As CNN reported in August, the Recording Industry Association of America (RIAA) issued more than 1,800 copyright notices to Twitch users in June alone, and only 710 such copyright notices have been issued since 2017. statement.

Made a mistake

Twitch admitted in the blog post that it had made some mistakes and promised to provide users with a better system in the future. Twitch said that the warning emails sent to users “do not contain all the information you would normally get in a DMCA notice,” making it difficult to “make an informed decision about submitting a counter-notification or seeking revocation.”

Twitch stated that it did not give users enough time to respond to these notifications, and that it provided insufficient tools:

One of the mistakes we made was not building enough tools to allow creators to manage their own VOD and Clip libraries. You are very upset, the only option we provide is the bulk deletion tool for Clips, and we only gave you three days to notify you to use this tool. Earlier we could develop more complex and easier-to-use tools. We are not on us. And we can provide creators with longer time to resolve their VOD and Clip libraries, which is also a missed opportunity. We apologize for these errors and we will do better.

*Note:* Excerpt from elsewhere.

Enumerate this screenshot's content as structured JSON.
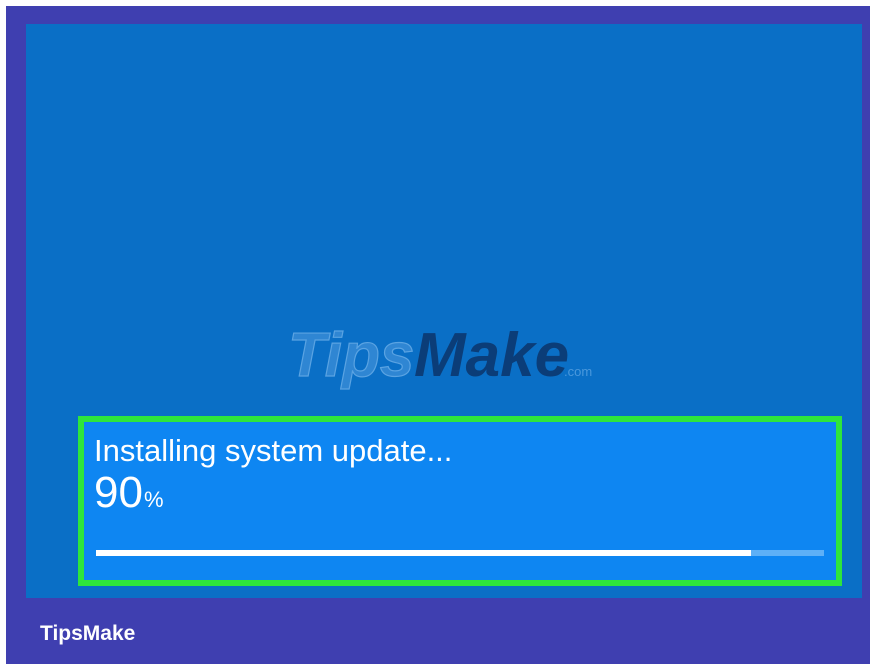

Twitch promises to “expand technology to detect copyrighted audio” and to provide users with “a more refined way to manage your archives, not just the “delete all” option,” but the site did not disclose how much this will cost Long time.

Other changes in the future will include[ing] Twitch said that when users receive a DMCA notice, it will ensure that users are provided with the necessary detailed information, especially “information about alleged copyright infringement works.” Twitch also promised to provide better tools to submit a “counter notification if you believe you have the right to use the content.”

Twitch can also negotiate a new license agreement with record companies, but it seems impossible to reach a comprehensive agreement.

Twitch wrote: “We are actively talking with major record companies to explore potential methods for other licenses applicable to the Twitch service.” “That is, the record company’s current licensing structure used with other services (usually from the creator It collects a portion of the revenue there and is used to pay for the revenue of the record company) is of little significance to Twitch. The vast majority of our creators do not record music as part of the music stream, and have generated considerable for creators of such transactions Revenue impact.”